– We begin this week with a happy programming note: the Wide Wide Blog is now a member of the Classic TV Blog Association. Learn more about it and find links to many marvelous affiliated blogs here (and I’ll install the blogroll here as soon as I can find a way to make it play happy with the format I use here). It’s an esteemed group (which includes some friends of mine) and I’m happy to have the Wide Wide Blog in among these good folks and their work.
– Another happy note is that the manuscript continues to grow a little more each day. I set a goal of at least 100 words a day on it, and if I don’t get that done, it weighs on me (something about a work ethic that was instilled in me at a tender age). But it continues to grow and I learn new things all the time.
And sometimes, those things aren’t what they seem to be. One challenge a biographer faces is that when you’re dealing with any account, you’re dealing with a limited perspective. Memory does strange things. Four eyewitnesses will have four different accounts. (“Wow, Rashomon was an interesting movie.” “That’s not how I remember it.”)
Sometimes we’re lucky in that we find documentary evidence that tells us how things actually went. For instance, one file contains a typewritten recollection Garroway wrote of that very first morning on Today, the last seconds before the show went on the air. He writes about how he “realized that I had better say something quickly of an inspirational nature, something wise and to the point, preferably with a little humor in it.” And it’s a great account…except what he says he said (“Good morning – it’s Today on NBC”) was nothing like what he actually said. And we know this because the kinescope tells us so:
But other times, we’re not as fortunate. And that’s where the biographer becomes a detective. How much can you find out about the circumstances? What was going on? Can you find newspaper clippings about whatever it is? (I’ll write next week about one particularly famous episode that took on a life of its own, one that has been incorrectly attributed to Today, that a newspaper search finally put the nails in.) Have others written about it? Are there photographs? If it involves a location, do those aspects add up? (Some claims are geographically impossible once you look at a map.) Did the building even exist then? You get the idea.
And sometimes you can’t find a definitive answer. What to do then? Well, sometimes you have to acknowledge the ambiguity. I had to do that in the book I just finished writing, when a family member claimed that the subject of my book had been involved in some covert operations. They were interesting claims and the account in question seemed oddly detailed, but I only had that relative’s claims to go on. All the physical evidence that would have nailed down the claim had disappeared decades before (and sadly, appears to have been thrown out along with other family papers when her children were going through her effects after her passing – not out of malice, not out of covering anything up, but out of one of those things that happens when effects are gone through and discarded after someone passes). The information was too good not to include, but I had to qualify it, acknowledging that it was based on a single source and that only a secondhand account backed it up, and though I found circumstantial evidence in my subject’s surviving papers, it wasn’t the more concrete substantiation I’d love to have had.
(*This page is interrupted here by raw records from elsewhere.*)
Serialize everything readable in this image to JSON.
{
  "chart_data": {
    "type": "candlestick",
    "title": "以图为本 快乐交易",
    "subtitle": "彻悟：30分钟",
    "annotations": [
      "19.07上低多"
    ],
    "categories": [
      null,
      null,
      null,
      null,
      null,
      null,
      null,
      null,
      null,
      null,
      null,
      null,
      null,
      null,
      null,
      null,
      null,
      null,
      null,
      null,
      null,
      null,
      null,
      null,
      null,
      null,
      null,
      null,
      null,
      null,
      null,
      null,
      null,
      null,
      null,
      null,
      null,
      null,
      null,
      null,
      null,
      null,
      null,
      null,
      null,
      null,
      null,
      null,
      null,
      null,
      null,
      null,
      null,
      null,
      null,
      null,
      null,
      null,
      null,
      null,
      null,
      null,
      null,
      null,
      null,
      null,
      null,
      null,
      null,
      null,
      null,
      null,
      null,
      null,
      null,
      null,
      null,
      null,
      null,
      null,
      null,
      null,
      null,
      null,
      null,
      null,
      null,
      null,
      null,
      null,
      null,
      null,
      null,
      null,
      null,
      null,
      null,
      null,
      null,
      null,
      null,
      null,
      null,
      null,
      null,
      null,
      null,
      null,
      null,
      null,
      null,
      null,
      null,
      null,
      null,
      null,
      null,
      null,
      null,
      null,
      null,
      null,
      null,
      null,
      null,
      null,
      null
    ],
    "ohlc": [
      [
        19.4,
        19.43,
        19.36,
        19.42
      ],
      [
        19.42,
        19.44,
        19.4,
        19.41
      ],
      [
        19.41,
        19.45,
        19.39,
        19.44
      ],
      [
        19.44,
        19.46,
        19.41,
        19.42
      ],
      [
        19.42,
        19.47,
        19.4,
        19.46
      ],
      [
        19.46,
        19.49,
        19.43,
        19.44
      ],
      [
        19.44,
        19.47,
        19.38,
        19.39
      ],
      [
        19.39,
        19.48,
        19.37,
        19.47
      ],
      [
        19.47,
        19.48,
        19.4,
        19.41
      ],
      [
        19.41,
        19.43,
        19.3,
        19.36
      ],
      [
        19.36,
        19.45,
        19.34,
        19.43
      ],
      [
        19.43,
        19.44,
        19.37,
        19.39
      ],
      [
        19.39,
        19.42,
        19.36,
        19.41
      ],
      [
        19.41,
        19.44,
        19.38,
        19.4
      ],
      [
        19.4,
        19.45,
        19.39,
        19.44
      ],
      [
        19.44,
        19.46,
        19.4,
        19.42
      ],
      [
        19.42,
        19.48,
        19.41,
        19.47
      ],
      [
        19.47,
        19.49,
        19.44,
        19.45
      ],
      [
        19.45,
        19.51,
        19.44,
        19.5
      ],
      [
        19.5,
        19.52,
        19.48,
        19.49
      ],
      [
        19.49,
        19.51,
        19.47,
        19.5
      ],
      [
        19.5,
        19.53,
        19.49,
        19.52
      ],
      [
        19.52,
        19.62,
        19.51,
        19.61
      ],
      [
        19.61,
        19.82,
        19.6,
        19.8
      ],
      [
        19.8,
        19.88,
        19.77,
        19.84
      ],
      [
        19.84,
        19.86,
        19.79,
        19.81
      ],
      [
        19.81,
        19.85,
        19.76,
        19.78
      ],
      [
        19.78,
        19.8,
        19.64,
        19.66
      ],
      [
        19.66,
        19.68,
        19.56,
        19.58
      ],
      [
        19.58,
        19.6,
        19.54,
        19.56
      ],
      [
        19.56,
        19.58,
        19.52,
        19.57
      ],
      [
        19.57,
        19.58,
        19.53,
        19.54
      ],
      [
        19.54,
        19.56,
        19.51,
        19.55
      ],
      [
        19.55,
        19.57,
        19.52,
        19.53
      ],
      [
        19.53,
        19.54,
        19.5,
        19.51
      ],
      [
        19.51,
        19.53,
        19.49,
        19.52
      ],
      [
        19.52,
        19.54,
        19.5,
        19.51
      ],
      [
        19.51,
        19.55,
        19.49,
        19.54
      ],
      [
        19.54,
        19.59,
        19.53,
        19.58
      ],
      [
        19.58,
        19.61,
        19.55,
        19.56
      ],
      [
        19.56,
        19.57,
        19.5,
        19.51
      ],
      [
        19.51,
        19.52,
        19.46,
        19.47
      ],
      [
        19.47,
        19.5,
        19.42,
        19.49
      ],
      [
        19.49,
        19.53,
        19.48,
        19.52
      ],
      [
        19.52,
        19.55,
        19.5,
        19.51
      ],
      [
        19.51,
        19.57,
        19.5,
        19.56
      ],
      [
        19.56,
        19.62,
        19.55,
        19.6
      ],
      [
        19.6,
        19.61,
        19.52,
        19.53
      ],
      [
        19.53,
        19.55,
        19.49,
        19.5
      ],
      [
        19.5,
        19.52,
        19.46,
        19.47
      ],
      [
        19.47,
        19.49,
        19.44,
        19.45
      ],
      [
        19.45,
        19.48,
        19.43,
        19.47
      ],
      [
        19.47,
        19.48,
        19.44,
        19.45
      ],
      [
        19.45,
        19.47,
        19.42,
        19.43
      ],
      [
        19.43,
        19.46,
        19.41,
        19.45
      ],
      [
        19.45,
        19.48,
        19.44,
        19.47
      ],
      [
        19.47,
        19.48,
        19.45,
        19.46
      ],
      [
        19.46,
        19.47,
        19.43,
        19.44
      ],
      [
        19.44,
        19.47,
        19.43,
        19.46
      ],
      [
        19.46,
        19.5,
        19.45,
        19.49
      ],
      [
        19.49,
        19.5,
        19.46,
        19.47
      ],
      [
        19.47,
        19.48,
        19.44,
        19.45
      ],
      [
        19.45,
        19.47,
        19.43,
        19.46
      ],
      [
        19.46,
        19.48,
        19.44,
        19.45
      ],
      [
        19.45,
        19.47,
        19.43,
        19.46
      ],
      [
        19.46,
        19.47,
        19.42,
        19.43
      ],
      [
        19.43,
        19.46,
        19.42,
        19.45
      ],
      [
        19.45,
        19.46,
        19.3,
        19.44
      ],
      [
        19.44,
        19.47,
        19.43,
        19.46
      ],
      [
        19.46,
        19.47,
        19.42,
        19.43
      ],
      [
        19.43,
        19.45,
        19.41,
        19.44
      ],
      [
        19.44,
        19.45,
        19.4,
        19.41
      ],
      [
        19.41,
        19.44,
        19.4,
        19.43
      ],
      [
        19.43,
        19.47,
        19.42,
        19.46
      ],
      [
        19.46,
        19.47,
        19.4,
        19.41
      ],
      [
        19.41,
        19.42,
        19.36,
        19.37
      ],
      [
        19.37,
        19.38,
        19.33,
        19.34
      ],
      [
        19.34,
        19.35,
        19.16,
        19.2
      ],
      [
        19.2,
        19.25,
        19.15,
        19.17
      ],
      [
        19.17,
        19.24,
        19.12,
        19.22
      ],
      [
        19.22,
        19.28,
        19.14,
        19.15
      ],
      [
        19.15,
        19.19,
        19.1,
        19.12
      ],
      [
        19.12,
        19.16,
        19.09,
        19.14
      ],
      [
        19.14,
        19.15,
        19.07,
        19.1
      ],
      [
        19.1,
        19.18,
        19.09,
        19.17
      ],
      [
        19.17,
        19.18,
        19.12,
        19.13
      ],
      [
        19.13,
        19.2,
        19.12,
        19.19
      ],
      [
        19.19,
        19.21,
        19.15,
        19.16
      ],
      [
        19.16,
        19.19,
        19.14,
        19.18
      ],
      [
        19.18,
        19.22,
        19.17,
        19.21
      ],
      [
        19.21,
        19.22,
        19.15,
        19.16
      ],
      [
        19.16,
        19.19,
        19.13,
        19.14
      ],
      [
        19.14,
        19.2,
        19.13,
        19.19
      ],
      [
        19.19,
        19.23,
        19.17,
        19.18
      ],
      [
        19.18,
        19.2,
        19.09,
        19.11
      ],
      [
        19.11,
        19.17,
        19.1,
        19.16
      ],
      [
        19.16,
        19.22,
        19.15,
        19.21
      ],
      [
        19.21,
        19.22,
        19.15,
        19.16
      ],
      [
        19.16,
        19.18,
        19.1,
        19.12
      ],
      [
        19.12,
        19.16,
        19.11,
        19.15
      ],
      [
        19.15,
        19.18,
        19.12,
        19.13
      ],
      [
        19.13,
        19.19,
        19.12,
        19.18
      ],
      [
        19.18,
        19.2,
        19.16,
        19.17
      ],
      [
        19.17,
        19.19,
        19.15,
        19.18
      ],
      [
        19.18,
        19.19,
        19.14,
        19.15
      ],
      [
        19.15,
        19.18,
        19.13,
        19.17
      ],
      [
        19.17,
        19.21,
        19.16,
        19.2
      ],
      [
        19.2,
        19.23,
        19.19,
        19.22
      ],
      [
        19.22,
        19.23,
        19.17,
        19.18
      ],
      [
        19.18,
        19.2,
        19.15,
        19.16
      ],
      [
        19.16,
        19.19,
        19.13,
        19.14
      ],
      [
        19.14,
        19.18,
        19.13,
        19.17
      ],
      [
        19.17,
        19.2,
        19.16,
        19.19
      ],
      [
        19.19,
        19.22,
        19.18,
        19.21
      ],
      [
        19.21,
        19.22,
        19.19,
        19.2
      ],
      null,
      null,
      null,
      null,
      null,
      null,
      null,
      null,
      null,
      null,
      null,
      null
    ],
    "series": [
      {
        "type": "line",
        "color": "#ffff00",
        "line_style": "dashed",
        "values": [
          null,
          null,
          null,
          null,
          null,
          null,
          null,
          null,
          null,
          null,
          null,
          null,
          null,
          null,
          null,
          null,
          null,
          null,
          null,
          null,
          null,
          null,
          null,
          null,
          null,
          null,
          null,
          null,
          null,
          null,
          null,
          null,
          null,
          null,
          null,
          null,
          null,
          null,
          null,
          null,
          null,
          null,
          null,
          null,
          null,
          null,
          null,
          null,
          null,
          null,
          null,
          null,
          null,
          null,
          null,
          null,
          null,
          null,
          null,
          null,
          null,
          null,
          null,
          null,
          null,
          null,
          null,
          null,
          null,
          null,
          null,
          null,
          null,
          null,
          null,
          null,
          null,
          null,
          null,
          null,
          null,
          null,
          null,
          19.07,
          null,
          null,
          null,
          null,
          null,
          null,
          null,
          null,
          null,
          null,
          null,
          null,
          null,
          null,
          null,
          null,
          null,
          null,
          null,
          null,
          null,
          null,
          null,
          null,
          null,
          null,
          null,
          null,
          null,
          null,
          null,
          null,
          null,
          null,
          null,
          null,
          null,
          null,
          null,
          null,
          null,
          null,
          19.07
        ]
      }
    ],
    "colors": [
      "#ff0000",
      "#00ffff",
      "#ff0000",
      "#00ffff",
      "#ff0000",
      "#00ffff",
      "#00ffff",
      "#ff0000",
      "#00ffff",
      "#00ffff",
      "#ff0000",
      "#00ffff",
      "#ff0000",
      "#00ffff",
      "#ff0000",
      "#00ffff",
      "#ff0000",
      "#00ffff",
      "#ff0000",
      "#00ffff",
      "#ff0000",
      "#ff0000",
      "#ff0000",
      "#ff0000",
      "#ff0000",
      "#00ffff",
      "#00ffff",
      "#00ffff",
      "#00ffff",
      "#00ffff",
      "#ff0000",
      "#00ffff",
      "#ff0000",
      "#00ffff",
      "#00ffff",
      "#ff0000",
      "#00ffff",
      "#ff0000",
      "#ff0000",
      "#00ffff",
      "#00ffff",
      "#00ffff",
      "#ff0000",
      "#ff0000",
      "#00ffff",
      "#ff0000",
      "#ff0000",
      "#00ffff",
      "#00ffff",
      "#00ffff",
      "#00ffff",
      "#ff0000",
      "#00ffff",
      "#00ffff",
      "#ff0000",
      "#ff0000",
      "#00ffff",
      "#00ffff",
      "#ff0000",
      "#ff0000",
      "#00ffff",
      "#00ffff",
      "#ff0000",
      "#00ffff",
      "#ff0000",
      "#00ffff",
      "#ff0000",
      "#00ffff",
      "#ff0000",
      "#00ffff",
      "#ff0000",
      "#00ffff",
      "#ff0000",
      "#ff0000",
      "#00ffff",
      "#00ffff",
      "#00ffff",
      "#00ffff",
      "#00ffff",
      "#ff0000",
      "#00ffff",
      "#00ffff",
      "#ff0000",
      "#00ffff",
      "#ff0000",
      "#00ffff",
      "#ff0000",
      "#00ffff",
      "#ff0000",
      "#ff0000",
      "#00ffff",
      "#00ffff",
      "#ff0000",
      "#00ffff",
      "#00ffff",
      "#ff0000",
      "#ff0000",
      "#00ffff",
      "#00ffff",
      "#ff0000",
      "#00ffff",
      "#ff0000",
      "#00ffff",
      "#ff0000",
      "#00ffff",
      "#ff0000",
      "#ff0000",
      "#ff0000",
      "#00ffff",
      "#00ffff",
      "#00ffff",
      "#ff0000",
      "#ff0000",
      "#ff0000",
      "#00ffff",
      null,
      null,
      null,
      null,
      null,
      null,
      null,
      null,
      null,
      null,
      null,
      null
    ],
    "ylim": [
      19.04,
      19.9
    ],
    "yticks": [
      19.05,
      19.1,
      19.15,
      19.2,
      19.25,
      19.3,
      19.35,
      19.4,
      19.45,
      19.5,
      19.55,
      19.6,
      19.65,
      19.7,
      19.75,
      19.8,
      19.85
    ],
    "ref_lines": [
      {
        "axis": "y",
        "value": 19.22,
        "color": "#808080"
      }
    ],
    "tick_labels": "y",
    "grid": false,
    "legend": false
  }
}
This is why history and biography are more difficult to write than they may appear. If it were easy, I could just rewrite the drafts of Garroway’s unfinished autobiography, throw in anecdotes I found from others, and call it done, and my only effort would be the time I put into typing it all up. That might be fun, but what kind of contribution would it be to history? It would be a souvenir, but I’m not sure it would be an accurate reflection of the man and his times. It would frustrate future historians, who look to these kinds of works as references as they write their own new works (and it’s amazing how hard it is to kill an inaccurate story; once it’s committed to print, it’s often taken as gospel, and I’ve seen great historians repeat long-discredited stories in their own works because the works they trusted repeated said stories).
And such a work would be filtered through Garroway’s own perspective, and thus limited – just as we limit our own perspectives when we tell our own stories. And memory being the funny thing it can be, sometimes things don’t add up. I’ve lost track of how often I could have sworn under oath that a thing I remembered went a certain way, only to go back and find irrefutable evidence that it was far different than I recalled.
And that’s part of why the historian and biographer must take a step back, read through claims and stories and verify them, and above all employ good judgment and sound thinking. Then again, that’s just good advice for life, period.